Mi padre decía… mi padre me enseñó… mi padre haría… son como muletillas que decimos cuando tenemos que enfrentarnos a una situación o un problema y recordamos aquello que recibimos en una buena educación. Nuestro padre fue sembrando unos principios en nuestra conciencia que luego nosotros asumiremos y haremos nuestros y marcarán nuestra forma de actuar. Recordamos a nuestro padre y recordamos cuantas enseñanzas recibimos de él en una buena educación que formó nuestras conciencias y nos dio principios para nuestro actuar. Unos buenos lentes para mirar la vida que no deberíamos desechar.
Podríamos decir que seguimos viendo la vida con los ojos de nuestro padre, aunque luego le vayamos haciendo matizaciones o añadiendo convencimientos que vamos adquiriendo en la vida. Es cierto también que tenemos el peligro o la tentación de tirar todo por la borda y no querer aceptar aquellos principios, aquellas normas de vida que de ellos recibimos.
Hoy Jesús en el evangelio nos enseña a mirar la vida con los ojos de Dios. Tenemos que aprender a hacerlo porque bien sabemos que cuando lo hacemos solo con nuestra propia o particular visión fácilmente se nos ponen borrosas esas lentes de nuestra mirada con nuestras ambiciones, nuestros orgullos, nuestros egoísmos, y quizá también a través de las cicatrices que hayan ido quedando marcadas en nuestra vida con aquellas cosas que nos hayan podido hacer sufrir y nos hayan podido malear el corazón.
¿Cuál es la mirada con la que Jesús nos enseña a mirar a los demás? No es otra que la mirada de Dios, y la mirada de Dios es siempre una mirada de amor. ¿Y cómo nos enseña Jesús que es el amor de Dios? Un amor universal, un amor a todos sin distinción. Hace salir el sol sobre malos y buenos y hace caer la lluvia sobre justos e injustos nos dice.

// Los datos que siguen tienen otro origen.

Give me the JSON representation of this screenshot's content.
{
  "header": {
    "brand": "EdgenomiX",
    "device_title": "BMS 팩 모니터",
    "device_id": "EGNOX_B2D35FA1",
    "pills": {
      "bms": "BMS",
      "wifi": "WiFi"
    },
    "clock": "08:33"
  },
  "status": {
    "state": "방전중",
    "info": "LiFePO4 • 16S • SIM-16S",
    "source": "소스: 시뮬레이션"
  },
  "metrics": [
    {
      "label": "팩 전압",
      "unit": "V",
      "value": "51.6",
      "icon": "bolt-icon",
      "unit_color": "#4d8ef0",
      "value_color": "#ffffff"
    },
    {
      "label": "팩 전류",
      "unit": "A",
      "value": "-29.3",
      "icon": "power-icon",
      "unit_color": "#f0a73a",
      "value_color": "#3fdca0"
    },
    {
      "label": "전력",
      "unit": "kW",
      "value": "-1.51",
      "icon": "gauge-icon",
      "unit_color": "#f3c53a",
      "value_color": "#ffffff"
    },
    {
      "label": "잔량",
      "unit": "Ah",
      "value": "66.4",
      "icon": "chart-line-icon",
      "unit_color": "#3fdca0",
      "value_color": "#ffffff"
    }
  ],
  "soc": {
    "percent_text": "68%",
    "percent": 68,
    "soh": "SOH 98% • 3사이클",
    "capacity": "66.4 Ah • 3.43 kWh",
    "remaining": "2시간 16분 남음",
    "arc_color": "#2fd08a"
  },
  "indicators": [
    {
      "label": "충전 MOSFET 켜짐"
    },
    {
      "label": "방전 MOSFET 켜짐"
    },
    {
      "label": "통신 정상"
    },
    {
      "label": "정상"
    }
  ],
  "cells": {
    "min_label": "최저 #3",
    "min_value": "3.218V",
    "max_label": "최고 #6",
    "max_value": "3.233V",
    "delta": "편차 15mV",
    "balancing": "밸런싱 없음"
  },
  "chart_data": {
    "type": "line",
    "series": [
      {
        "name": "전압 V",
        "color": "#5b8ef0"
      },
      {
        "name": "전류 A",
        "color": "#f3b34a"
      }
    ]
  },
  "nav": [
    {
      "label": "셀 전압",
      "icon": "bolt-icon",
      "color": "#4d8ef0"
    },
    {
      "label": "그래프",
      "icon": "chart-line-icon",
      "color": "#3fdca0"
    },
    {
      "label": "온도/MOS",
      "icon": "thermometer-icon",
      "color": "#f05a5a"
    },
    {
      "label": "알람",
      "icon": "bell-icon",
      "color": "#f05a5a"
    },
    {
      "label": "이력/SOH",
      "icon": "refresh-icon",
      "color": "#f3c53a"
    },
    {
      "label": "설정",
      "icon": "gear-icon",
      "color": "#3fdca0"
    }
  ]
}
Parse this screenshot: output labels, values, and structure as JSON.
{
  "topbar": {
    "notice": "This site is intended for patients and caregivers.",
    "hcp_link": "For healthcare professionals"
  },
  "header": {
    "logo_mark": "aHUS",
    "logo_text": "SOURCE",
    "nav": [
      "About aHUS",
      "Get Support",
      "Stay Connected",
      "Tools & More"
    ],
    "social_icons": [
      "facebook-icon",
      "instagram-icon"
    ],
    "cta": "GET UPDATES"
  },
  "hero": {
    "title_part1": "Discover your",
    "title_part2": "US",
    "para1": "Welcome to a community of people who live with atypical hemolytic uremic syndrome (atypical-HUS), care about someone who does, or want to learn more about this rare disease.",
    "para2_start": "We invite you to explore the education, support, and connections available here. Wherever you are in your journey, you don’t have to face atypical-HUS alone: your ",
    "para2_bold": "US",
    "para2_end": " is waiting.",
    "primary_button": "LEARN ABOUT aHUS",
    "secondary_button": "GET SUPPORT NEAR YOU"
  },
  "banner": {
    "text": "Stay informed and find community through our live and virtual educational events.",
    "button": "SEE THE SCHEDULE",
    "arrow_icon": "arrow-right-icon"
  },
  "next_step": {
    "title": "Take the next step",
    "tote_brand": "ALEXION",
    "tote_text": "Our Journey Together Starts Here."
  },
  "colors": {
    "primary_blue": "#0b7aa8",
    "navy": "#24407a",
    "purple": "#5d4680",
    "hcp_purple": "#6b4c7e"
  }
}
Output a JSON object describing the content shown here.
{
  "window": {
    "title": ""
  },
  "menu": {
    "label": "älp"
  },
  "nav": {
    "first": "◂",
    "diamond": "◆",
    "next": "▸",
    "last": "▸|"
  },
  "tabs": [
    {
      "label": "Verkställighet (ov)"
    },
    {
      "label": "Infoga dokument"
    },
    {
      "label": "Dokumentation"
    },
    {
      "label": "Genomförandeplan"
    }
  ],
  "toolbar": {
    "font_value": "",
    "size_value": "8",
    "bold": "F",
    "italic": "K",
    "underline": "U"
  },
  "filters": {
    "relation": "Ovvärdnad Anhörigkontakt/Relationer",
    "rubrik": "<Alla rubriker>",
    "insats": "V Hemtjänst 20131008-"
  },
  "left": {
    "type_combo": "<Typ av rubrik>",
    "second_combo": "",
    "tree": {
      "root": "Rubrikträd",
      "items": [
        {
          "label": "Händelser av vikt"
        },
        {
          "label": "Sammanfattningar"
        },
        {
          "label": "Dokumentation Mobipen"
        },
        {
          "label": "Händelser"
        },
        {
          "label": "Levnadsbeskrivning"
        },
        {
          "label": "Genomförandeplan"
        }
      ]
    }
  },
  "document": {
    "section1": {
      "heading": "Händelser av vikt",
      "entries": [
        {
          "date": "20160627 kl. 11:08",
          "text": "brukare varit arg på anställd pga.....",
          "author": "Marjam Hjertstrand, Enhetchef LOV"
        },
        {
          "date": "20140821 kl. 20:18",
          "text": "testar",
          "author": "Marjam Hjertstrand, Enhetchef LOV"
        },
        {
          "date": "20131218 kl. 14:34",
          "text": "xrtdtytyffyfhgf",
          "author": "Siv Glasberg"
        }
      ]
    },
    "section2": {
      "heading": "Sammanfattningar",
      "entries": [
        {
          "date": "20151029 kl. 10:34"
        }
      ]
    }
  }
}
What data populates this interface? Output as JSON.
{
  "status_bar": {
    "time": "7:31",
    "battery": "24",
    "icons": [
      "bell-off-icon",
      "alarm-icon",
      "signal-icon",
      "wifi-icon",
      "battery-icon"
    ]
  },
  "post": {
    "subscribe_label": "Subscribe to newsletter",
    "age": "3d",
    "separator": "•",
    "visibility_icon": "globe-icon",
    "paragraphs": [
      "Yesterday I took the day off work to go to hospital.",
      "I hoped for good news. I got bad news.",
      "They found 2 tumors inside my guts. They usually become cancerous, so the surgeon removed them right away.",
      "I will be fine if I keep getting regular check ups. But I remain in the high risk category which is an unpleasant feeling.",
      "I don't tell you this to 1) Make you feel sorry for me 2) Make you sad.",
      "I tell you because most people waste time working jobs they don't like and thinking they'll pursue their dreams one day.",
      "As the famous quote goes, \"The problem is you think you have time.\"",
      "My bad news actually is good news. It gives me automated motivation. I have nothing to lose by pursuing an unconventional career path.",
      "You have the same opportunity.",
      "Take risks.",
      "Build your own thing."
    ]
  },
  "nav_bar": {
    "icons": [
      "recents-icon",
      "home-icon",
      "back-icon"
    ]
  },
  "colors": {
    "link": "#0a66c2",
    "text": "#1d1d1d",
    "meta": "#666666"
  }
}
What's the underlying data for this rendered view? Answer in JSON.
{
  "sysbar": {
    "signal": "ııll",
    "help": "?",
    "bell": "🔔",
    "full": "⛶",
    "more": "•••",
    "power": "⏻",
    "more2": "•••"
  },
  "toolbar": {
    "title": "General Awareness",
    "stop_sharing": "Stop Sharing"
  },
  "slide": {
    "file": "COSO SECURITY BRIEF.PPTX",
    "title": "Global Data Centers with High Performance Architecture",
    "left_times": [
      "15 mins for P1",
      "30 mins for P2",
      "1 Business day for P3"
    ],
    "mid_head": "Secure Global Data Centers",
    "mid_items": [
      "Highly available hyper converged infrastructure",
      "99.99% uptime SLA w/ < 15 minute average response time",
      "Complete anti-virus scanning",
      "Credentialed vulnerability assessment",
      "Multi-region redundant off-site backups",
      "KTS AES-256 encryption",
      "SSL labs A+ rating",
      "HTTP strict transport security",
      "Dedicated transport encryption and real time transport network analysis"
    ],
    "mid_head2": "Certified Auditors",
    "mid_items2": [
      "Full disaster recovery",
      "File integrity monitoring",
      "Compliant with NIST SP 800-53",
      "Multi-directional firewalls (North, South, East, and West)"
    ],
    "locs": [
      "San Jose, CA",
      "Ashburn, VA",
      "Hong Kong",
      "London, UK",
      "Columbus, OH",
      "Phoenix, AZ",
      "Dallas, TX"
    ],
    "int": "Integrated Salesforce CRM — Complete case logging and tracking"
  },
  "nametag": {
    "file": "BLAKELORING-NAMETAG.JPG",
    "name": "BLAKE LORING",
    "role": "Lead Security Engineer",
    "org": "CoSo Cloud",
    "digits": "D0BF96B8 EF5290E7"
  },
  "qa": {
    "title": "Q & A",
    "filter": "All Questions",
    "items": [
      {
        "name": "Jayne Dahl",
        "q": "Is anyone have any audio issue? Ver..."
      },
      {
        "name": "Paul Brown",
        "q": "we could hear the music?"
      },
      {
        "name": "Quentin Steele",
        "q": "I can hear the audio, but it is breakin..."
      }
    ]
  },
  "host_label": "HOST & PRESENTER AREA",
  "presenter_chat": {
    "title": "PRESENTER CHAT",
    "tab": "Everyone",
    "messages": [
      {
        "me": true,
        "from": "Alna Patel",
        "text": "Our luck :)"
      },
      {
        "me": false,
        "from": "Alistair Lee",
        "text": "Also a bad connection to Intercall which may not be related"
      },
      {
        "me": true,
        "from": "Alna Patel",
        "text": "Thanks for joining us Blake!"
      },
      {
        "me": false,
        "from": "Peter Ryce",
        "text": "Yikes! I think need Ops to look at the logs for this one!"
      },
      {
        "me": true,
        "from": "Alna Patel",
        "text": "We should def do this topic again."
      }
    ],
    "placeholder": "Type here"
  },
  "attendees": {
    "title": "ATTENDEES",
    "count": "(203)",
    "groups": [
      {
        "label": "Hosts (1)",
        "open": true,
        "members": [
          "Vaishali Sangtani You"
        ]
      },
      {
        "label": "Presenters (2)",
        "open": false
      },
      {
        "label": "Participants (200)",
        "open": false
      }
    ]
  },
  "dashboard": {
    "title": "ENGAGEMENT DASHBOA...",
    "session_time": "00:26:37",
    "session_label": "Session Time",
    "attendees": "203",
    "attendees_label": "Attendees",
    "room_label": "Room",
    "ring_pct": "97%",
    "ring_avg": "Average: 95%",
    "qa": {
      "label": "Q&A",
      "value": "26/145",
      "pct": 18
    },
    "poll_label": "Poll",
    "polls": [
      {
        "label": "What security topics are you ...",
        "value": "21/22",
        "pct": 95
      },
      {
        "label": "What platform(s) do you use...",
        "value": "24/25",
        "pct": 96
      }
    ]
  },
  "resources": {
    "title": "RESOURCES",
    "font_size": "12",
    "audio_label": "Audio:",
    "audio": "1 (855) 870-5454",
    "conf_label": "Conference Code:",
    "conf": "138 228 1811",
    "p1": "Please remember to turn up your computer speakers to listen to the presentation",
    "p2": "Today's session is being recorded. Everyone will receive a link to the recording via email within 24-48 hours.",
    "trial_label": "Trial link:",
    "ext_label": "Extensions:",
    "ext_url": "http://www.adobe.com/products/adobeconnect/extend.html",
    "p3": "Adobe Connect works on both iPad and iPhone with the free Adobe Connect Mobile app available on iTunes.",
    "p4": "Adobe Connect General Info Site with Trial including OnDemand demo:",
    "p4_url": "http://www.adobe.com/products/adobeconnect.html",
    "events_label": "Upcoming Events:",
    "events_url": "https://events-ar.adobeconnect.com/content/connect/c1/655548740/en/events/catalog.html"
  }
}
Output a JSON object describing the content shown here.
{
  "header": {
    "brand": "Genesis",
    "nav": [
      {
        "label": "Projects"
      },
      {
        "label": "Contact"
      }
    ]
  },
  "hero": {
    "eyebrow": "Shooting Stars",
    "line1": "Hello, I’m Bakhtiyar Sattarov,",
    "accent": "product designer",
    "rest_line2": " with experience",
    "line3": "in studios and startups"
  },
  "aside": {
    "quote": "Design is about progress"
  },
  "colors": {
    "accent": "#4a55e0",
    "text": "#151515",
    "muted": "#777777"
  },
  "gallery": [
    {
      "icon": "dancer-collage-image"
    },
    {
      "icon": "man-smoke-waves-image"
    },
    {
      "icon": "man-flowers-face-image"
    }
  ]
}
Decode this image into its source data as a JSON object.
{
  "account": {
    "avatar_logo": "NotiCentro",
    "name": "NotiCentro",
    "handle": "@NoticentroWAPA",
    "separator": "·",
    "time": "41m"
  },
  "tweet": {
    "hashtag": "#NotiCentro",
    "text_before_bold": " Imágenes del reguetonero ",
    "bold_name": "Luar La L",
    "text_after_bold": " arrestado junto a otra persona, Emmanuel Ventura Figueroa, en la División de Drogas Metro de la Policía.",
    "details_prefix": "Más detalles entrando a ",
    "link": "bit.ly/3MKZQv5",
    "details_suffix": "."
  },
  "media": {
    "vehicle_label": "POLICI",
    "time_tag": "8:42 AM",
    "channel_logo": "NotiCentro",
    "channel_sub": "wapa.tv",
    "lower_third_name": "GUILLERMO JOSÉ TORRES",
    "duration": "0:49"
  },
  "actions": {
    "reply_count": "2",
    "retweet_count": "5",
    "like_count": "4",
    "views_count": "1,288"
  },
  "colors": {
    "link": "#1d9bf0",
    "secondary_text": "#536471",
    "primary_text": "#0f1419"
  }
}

Ya sabemos que si por nosotros fuera quitaríamos de un plumazo a todos aquellos que no nos caen bien, que nos hayan podido ofender en alguna ocasión, a todos aquellos que no son de los nuestros, a todos los que pudiéramos considerar contrincantes o enemigos. Y es que tenemos la tendencia o la maldad de destruir todo aquello que nos pueda impedir lo que son nuestros deseos o ambiciones.
Pero no es esa la mirada de Dios. Por eso tajantemente nos dirá Jesús que tenemos que amar también a nuestros enemigos. Y para comenzar a amarlos rezar por ellos; y rezar por ellos significará intentar comenzarlos a ver con los ojos de Dios. Y nos dirá que si no somos capaces de hacerlo así ¿en que nos vamos a diferenciar de los que no creen en Dios?
Creer en Dios no es solo un concepto que podamos tener en nuestra cabeza. Decir que queremos creer en Dios es querer decir que queremos vivir su vida, que queremos vivir en su amor, que queremos mirar la vida con los ojos de Dios. Por eso decimos que en Dios encontramos el sentido de nuestra vida. Y es que quien nos creo es el mejor que nos puede decir para qué nos ha creado.
Cambiemos la óptica de nuestros ojos para que ya para siempre miremos con la mirada de Dios. Aquello que decíamos que habíamos aprendido de nuestro padre y que con su mirada contemplamos la vida y el mundo, desde nuestra fe hagámoslo con Dios. No nos dejemos que se  nos enturbien los ojos, pongámonos el colirio de Dios que es el colirio del amor.